Coffee futures in New York and London sank to fresh multi-year lows for a second straight session on Friday and posted large weekly losses as expectations of another year of excess supplies kept investors selling and buyers on the sidelines. Even as raw sugar futures on ICE gained on the day, they posted their first weekly loss in a month as the market assessed damage from a warehouse fire in Santos, Brazil, that lifted the contract to an one-year high last week.
ICE cocoa futures gained as traders squared positions following the worst two-day rout in months. The December arabica coffee contract on ICE Futures US closed down 1.2 cents, or 1.1 percent, at $1.091 per lb after setting a 4-1/2-year low of $1.088. The front month finished the week down nearly 5 percent, its biggest one-week loss since late August.
Continued investor selling outweighed the limited physical demand that came in at this week's fresh lows, traders said. "Sentiment is extremely bearish as industry stays on the side and speculators initiate new shorts," Volcafe, the Swiss-based coffee division of commodities house ED&F Man, said in a report.
Liffe January robusta coffee futures hit $1,536 per tonne, a contract low and the weakest level for the second month contract in more than three years, before closing down $44, or 2.8 percent, at $1,538 per tonne for a weekly loss of almost 5 percent. ICE March raw sugar futures inched up 0.06 cent, or 0.3 percent, to finish at 19.03 cents per lb. The front month saw its first weekly loss in a month, erasing most of the gains that took sugar to a one-year high of 20.16 cents per lb last Friday, after a fire ravaged Copersucar's terminal in Santos, Brazil.
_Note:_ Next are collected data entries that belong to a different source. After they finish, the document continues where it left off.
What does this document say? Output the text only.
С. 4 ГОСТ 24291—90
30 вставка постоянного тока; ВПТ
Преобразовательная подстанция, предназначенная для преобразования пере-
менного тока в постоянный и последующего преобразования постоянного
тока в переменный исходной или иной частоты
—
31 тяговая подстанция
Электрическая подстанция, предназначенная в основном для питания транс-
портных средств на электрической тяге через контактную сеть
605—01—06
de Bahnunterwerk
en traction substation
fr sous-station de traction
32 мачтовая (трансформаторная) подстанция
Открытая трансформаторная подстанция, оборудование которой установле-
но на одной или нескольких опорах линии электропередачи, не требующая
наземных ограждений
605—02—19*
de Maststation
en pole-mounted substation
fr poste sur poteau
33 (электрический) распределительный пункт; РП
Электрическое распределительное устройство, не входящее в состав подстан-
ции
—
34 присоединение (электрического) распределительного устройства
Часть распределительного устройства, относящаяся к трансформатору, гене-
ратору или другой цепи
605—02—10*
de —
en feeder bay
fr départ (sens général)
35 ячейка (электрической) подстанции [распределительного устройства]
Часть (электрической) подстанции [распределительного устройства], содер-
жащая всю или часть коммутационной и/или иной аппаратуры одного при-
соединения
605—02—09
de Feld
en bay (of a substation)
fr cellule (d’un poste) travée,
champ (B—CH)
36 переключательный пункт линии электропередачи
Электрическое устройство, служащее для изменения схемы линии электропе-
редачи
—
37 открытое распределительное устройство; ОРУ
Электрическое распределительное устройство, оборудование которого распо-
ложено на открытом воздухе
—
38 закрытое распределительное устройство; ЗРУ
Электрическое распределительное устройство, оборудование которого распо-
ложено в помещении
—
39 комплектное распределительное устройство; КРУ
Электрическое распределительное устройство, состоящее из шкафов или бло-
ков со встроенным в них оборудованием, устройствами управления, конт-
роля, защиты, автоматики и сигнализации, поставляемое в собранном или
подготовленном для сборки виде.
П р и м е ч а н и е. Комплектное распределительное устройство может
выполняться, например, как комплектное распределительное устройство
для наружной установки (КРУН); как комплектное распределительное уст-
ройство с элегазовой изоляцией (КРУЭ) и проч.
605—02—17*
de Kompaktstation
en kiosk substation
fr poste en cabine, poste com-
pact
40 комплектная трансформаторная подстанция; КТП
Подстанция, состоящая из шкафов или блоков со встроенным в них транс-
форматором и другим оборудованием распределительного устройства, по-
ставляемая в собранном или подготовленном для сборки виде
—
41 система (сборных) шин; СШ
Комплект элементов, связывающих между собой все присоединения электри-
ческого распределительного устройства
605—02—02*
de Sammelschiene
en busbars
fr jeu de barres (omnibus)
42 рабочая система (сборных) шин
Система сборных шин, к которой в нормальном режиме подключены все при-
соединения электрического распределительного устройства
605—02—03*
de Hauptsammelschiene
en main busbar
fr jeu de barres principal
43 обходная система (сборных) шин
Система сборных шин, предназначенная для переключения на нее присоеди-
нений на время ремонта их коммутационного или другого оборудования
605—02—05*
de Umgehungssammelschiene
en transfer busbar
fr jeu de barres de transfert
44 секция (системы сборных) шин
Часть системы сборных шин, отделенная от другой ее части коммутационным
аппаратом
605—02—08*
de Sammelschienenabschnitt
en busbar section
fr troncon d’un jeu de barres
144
"We're back to the range we were in before the fire and we're hovering here. We have this logistical issue on the one side, but we have plenty of sugar on the other," said Price Futures Group's Scoville, pointing to large output in other major producers including India and Thailand. Assessment in the week following last Friday's fire at Copersucar-controlled warehouses showed loading facilities were not damaged and made last week's surge seem overdone.
The sugar market shrugged off news of another fire on Friday at a small Brazilian sugar warehouse owned by logistics firm Agrovia in Santa Adelia, Sao Paolo state, as traders said they expected the damage to be contained. December white sugar on Liffe closed up $1.00, or 0.2 percent, at $503.30 a tonne. In cocoa, front-month ICE December futures rose $27, or 1 percent, to finish at $2,713 a tonne as traders squared positions ahead of the weekend after the worst two-day rout since July. London March cocoa futures gained 16 pounds, or 0.9 percent, to settle at 1,718 pounds per tonne.